The tactics by the Likud party this week, including a petition to the High Court and an emotional walkout from a stormy Knesset committee meeting, showed how high the stakes have become.

“Netanyahu doesn’t have any way to control the process, and he’s not used to being in this position,” political commentator Tal Schneider told The Globe and Mail in an interview. “It’s the first time in 11 years that he doesn’t have a majority.”

Mr. Netanyahu and Likud still believe they have a chance to block the committee’s attempt to hold hearings on the immunity bid, possibly using further court applications and parliamentary filibusters, she said. “They will try every trick they can think of. We haven’t seen them so defensive for the past 11 years.”

Polls show that most Israelis aren’t happy with the corruption indictment or the immunity bid, so Mr.

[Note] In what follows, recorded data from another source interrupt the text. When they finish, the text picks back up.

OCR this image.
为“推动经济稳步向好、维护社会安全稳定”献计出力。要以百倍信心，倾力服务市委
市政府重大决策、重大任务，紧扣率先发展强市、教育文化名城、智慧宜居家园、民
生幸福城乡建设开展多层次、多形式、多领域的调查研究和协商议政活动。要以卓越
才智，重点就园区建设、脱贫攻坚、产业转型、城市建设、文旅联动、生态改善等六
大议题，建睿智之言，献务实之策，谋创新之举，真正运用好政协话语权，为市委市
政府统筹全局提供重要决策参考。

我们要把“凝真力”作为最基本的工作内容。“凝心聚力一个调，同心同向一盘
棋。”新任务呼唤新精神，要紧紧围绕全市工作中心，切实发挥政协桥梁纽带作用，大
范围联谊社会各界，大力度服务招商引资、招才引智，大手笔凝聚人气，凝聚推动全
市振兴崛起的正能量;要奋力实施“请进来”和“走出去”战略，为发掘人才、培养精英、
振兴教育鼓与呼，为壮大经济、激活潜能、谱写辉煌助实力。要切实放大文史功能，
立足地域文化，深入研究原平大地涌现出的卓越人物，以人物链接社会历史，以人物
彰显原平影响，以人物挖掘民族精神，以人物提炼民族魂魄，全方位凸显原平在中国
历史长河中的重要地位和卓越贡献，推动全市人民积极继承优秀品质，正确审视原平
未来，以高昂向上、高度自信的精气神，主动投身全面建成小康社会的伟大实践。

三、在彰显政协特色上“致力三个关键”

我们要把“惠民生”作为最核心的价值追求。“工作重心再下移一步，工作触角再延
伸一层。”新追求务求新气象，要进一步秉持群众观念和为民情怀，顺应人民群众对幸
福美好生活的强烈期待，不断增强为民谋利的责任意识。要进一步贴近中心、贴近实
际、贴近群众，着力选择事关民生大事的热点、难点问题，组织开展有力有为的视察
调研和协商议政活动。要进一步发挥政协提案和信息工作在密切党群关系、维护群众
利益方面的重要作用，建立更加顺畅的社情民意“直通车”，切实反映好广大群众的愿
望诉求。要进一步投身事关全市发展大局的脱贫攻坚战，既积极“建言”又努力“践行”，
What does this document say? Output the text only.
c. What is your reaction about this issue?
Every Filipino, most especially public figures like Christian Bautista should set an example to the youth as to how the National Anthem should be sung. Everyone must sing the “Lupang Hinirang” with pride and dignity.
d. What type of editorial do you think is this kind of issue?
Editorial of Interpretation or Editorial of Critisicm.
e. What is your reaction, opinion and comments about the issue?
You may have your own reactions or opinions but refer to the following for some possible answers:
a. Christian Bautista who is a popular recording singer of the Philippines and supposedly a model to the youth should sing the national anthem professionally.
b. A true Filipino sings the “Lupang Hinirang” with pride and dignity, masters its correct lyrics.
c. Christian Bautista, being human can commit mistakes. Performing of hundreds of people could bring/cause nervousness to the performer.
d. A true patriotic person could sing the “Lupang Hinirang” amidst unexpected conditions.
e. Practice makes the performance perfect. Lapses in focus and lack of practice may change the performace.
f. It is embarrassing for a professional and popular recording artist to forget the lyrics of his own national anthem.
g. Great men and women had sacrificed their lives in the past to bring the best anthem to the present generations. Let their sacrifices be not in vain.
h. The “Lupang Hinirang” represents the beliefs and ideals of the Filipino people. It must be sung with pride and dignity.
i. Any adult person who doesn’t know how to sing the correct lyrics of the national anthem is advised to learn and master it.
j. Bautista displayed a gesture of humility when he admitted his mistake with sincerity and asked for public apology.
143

Netanyahu’s opponents will try to keep the issue alive with weeks of committee hearings and investigations before the March election.

Yohanan Plesner, president of the Israel Democracy Institute, told The Globe there are legal disagreements on whether Mr. Netanyahu could serve as prime minister and form a government if he is a defendant in a corruption trial. But even if he can, it would be “very undesirable,” because it would put him in a “constant conflict of interest” when the government is dealing with legal and judicial matters, he said.

Politically, however, the corruption charges could have one benefit for Mr. Netanyahu: They could allow him to run as an anti-establishment candidate, portraying himself as a victim of persecution, and this could fire up his political base, Mr. Plesner said.